Metrics and Monitoring#
Kafka metrics are accessed using JMX
(built-in Java technology), accessible by passing a JMX
-option via
the KAFKA_JMX_OPTS
env variable. This can report to logging systems such as Grafana or Splunk.
KAFKA_JMX_OPTS="-Dcom.sun.management.jmxremote -Dcom.sun.management.jmxremote.local.only=false -
Djava.rmi.server.hostname=localhost"
Kafka also uses Yammer Metrics, for metrics reporting in the server.
Common Broker Metrics#
Common broker metrics include:
ACTIVE CONTROLLER COUNT: Is the broker the controller?
REQUEST HANDLER IDLE RATIO: How much load is the broker under?
ALL TOPICS BYTES IN: Do I have enough brokers?
ALL TOPICS BYTES OUT: High consumer traffic?
ALL TOPICS MESSAGES IN: Messages per second?
PARTITION COUNT: Many partitions assigned to a broker?

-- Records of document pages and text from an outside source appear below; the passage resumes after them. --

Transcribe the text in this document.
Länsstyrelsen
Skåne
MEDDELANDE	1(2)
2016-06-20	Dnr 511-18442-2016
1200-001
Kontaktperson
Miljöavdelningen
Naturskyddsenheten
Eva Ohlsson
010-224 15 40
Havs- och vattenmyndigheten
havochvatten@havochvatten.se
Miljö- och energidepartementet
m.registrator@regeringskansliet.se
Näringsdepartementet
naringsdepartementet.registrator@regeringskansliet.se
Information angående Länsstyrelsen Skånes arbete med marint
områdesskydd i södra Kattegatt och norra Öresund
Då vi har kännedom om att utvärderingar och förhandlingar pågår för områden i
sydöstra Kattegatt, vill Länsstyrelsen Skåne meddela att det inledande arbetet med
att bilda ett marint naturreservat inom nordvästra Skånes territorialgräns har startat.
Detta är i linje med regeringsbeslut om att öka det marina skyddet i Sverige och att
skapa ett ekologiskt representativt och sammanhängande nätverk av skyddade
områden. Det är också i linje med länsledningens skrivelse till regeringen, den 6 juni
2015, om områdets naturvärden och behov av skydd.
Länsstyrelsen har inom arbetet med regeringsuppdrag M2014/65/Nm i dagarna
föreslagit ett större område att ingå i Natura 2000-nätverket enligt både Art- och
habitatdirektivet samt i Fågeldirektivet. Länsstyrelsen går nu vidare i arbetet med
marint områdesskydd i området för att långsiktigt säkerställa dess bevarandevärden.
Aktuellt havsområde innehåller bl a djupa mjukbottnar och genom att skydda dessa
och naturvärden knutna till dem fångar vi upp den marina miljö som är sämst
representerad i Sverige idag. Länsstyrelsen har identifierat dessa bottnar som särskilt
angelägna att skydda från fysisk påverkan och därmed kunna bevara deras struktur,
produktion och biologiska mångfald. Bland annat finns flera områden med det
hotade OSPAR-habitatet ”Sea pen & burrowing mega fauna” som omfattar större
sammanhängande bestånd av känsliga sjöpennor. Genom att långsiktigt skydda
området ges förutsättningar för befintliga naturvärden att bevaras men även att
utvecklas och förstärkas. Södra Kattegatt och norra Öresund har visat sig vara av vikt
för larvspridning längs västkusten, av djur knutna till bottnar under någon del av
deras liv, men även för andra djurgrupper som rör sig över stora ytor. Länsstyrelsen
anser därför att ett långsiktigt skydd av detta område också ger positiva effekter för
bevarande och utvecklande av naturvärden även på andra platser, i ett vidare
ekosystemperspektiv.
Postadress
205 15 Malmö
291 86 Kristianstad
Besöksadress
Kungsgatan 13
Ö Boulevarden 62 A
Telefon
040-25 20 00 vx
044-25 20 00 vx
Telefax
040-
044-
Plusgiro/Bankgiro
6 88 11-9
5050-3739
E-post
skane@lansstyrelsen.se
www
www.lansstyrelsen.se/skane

LEADER COUNT: How many partitions is this broker a leader for?
OFFLINE PARTITIONS: Any brokers without leader?
REQUEST METRICS: Number of requests to broker?
Monitoring in Java#
In Java, the main monitoring metrics are related to garbage collection (GC). This includes:
CollectionCount: # of GC cycles
CollectionTime: Time spent in GC cycle
Common Producer Metrics#
Common producer metrics include:
response-rate (global and per broker): Responses (acks) received per second. Sudden changes in this value could signal a problem, though what the problem could be depends on your configuration.
request-rate (global and per broker): Average requests sent per second. Requests can contain multiple records, so this is not the number of records. It does give you part of the overall throughput picture.
request-latency-avg (per broker): Average request latency in ms. High latency could be a sign of performance issues, or just large batches.
outgoing-byte-rate (global and per broker): Bytes sent per second. Good picture of your network throughput. Helps with network planning.
io-wait-time-ns-avg (global only): Average time spent waiting for a socket ready for reads/writes in nanoseconds. High wait times might mean your producers are producing more data than the cluster can accept and process.
Common Consumer Metrics#
Some important consumer metrics include:
records-lag-max: Maximum record lag. How far the consumer is behind producers. In a situation where real-time processing is important, high lag might mean you need more consumers.
bytes-consumed-rate: Rate of bytes consumed per second. Gives a good idea of throughput.
records-consumed-rate: Rate of records consumed per second.
fetch-rate: Fetch requests per second. If this falls suddenly or goes to zero, it may be an indication of problems with the consumer.
Diagnosis#
To diagnosis a unbalanced load / under-replicated partitions, consider the following metrics:
Partition and leader partition count
For all topics:
Messages in rate
Bytes in rate
Bytes out rate
The numbers will be even across all brokers. If not, you will need to move partiitons, by using
the kafka-reassign-partitions.sh
command.
Other problems with your brokers can include hardware failures; a broker’s ability to serve requests. Metrics to investigate is:
CPU utilization
Inbound and outbound network throughput
Disk average wait time
Disk percentage utilization
Analyze these as the traffic increases. For cluster use, monitor the all topics bytes in rate metric.